Do you think the Duryodhan comment against Prime Minister Narendra Modi was too much?
Absolutely not. I said very clearly that India has a history of not forgiving arrogance that dates back to the Mahabharat and in that context I quoted a famous poem about Duryodhan. What’s wrong with that?
Did it make you angry when Mr Modi attacked your father?
Not at all, I actually find the Prime Minister funny when he attacks my father because it shows that he is weak and has run out of substantial political arguments.
If we talk about your current assignment in UP, you speak about the booth-level strengthening of the party. Is it feasible so soon? Is Priyanka Gandhi planning for 2019 or 2022?
Clearly in three months, booth-level strengthening and rebuilding an entire political organisation in a state as complex as UP is not feasible. The aim in this election is to defeat the BJP. Where our organisation is weaker, we have ensured that our candidate does not damage the alliance [Samajwadi Party and Bahujan Samaj Party]. However by 2022, it is completely feasible to build booth-level organisations though that is not the main focus of my assignment. My aim is to build representation in the party and to see to it that social groups, women and young people are adequately represented in our party. I think that is actually the deeper aspect of the task ahead of me. The booth level building of an organisation is only going to be a reflection of how well we manage to bring new life, new people and genuine ground level social, cultural and political leaders into our party.
Did you reach out to Mayawati or Akhilesh Yadav to try to salvage an alliance?
My mother spoke to Mayawati ji, my brother reached out to both of them, and Mr Scindia [Jyotiraditya Scindia, also a general secretary of the Congress] reached out to Mr Akhilesh Yadav Ji a number of times. We were open to discussing an alliance right from the beginning, simply because we wanted to defeat the BJP in UP. However, for their own political reasons and in their own wisdom, both of them were unresponsive. They probably felt that it was not a feasible proposition for them, and therefore we are fighting alone. I think we have made as good a fight of it as we could have.
Many refer to you as Indira 2, referring to your grandmother Indira Gandhi. You invoke her too,why? What is the one similarity you have with her and something that differentiates you?
I don’t think it’s fair to say that I invoke her. I speak about her when I feel it’s relevant to speak about her. Just because she is my grandmother, I cannot pretend that she does not exist. She was a prime minister of India and she did a lot of phenomenal work for the country, and as a Congresswoman it is but obvious that I should speak about her.

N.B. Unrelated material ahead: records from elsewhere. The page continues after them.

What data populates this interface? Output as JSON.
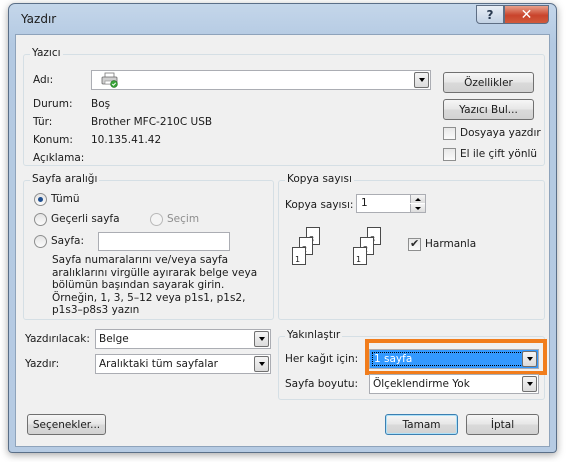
{
  "window": {
    "title": "Yazdır",
    "help_label": "?",
    "close_label": "✕"
  },
  "printer": {
    "group_label": "Yazıcı",
    "name_label": "Adı:",
    "status_label": "Durum:",
    "status_value": "Boş",
    "type_label": "Tür:",
    "type_value": "Brother MFC-210C USB",
    "location_label": "Konum:",
    "location_value": "10.135.41.42",
    "comment_label": "Açıklama:",
    "comment_value": "",
    "properties_button": "Özellikler",
    "find_printer_button": "Yazıcı Bul...",
    "print_to_file_label": "Dosyaya yazdır",
    "print_to_file_checked": false,
    "manual_duplex_label": "El ile çift yönlü",
    "manual_duplex_checked": false
  },
  "page_range": {
    "group_label": "Sayfa aralığı",
    "all_label": "Tümü",
    "current_page_label": "Geçerli sayfa",
    "selection_label": "Seçim",
    "pages_label": "Sayfa:",
    "pages_value": "",
    "selected": "all",
    "help_text": "Sayfa numaralarını ve/veya sayfa aralıklarını virgülle ayırarak belge veya bölümün başından sayarak girin. Örneğin, 1, 3, 5–12 veya p1s1, p1s2, p1s3–p8s3 yazın"
  },
  "copies": {
    "group_label": "Kopya sayısı",
    "count_label": "Kopya sayısı:",
    "count_value": "1",
    "collate_label": "Harmanla",
    "collate_checked": true,
    "page_numbers": [
      "1",
      "2",
      "3"
    ]
  },
  "print_what": {
    "label": "Yazdırılacak:",
    "value": "Belge"
  },
  "print": {
    "label": "Yazdır:",
    "value": "Aralıktaki tüm sayfalar"
  },
  "zoom": {
    "group_label": "Yakınlaştır",
    "pages_per_sheet_label": "Her kağıt için:",
    "pages_per_sheet_value": "1 sayfa",
    "scale_label": "Sayfa boyutu:",
    "scale_value": "Ölçeklendirme Yok"
  },
  "footer": {
    "options_button": "Seçenekler...",
    "ok_button": "Tamam",
    "cancel_button": "İptal"
  },
  "colors": {
    "highlight": "#f17d1c",
    "selection": "#3399ff"
  }
}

I think comparisons between her and me are facile. She was a fearless leader of great stature whose political journey began with the fight for India’s independence and ended with her martyrdom. How can anyone compare me with her? I just entered politics three months ago!
Similarity and difference…?
My grandmother was a revolutionary and a fighter, I am just a fighter. Maybe the similarity is that once we make up our minds to fight for something we believe in, we will fight to the end.

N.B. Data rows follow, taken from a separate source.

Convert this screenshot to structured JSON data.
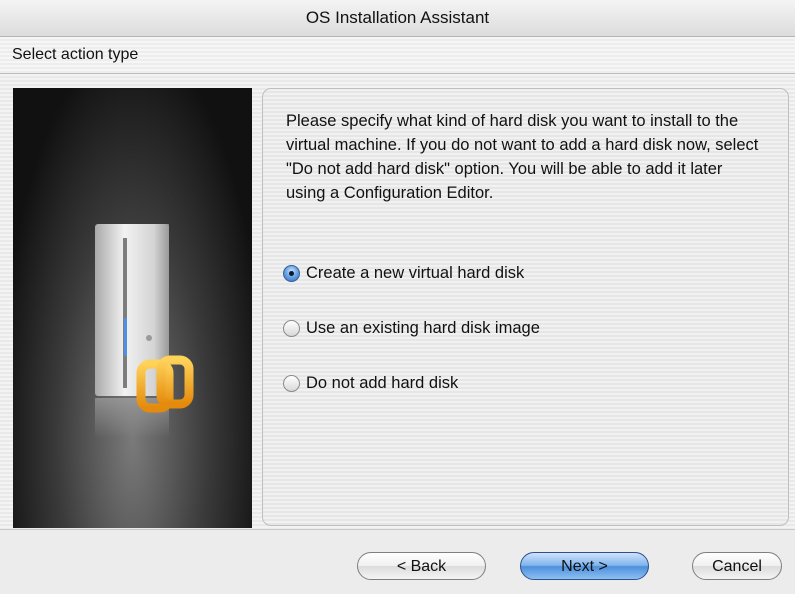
{
  "window": {
    "title": "OS Installation Assistant"
  },
  "section": {
    "title": "Select action type"
  },
  "panel": {
    "description": "Please specify what kind of hard disk you want to install to the virtual machine. If you do not want to add a hard disk now, select \"Do not add hard disk\" option. You will be able to add it later using a Configuration Editor.",
    "options": [
      {
        "label": "Create a new virtual hard disk",
        "selected": true
      },
      {
        "label": "Use an existing hard disk image",
        "selected": false
      },
      {
        "label": "Do not add hard disk",
        "selected": false
      }
    ]
  },
  "buttons": {
    "back": "< Back",
    "next": "Next >",
    "cancel": "Cancel"
  },
  "colors": {
    "accent": "#4d8fdb",
    "logo": "#f0a51c"
  },
  "icons": {
    "illustration": "server-tower-with-parallels-logo"
  }
}
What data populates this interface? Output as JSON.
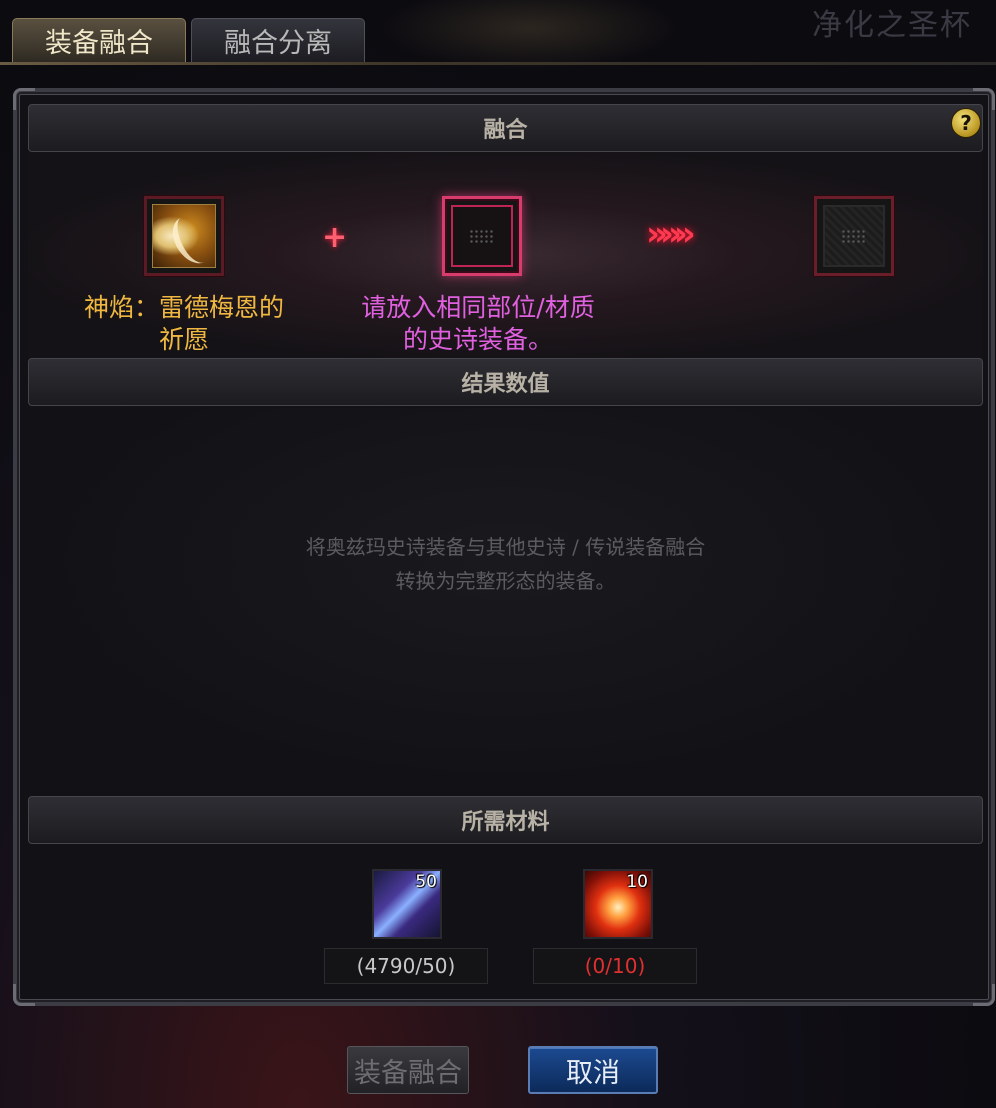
{
  "background": {
    "title": "净化之圣杯"
  },
  "tabs": [
    {
      "label": "装备融合",
      "active": true
    },
    {
      "label": "融合分离",
      "active": false
    }
  ],
  "panel": {
    "fusion_header": "融合",
    "help_label": "?",
    "fusion": {
      "plus_symbol": "+",
      "arrow_symbol": "»»»",
      "item_name_line1": "神焰：雷德梅恩的",
      "item_name_line2": "祈愿",
      "place_hint_line1": "请放入相同部位/材质",
      "place_hint_line2": "的史诗装备。"
    },
    "result_header": "结果数值",
    "result_desc_line1": "将奥兹玛史诗装备与其他史诗 / 传说装备融合",
    "result_desc_line2": "转换为完整形态的装备。",
    "materials_header": "所需材料",
    "materials": [
      {
        "count": "50",
        "quantity": "(4790/50)",
        "icon": "crystal-material-icon",
        "status_color": "#c8c8c8"
      },
      {
        "count": "10",
        "quantity": "(0/10)",
        "icon": "fire-orb-material-icon",
        "status_color": "#e03030"
      }
    ]
  },
  "buttons": {
    "fuse": "装备融合",
    "cancel": "取消"
  },
  "colors": {
    "item_name": "#f0b840",
    "place_hint": "#e060e0",
    "accent_red": "#ff3a50",
    "cancel_button": "#1c4a90"
  }
}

Now that the campaign is over, Rahul Gandhi will have to give up one of the two seats he contested,should he win both. You have gone to Wayanad and said my brother won’t let you down. So will you rise to the challenge in Amethi?
It’s not a challenge. The biggest challenge is for me to build the party for 2022 in Uttar Pradesh.
Will you fight in Amethi?
It will be decided when my brother decides to leave one of the seats; that discussion will happen then.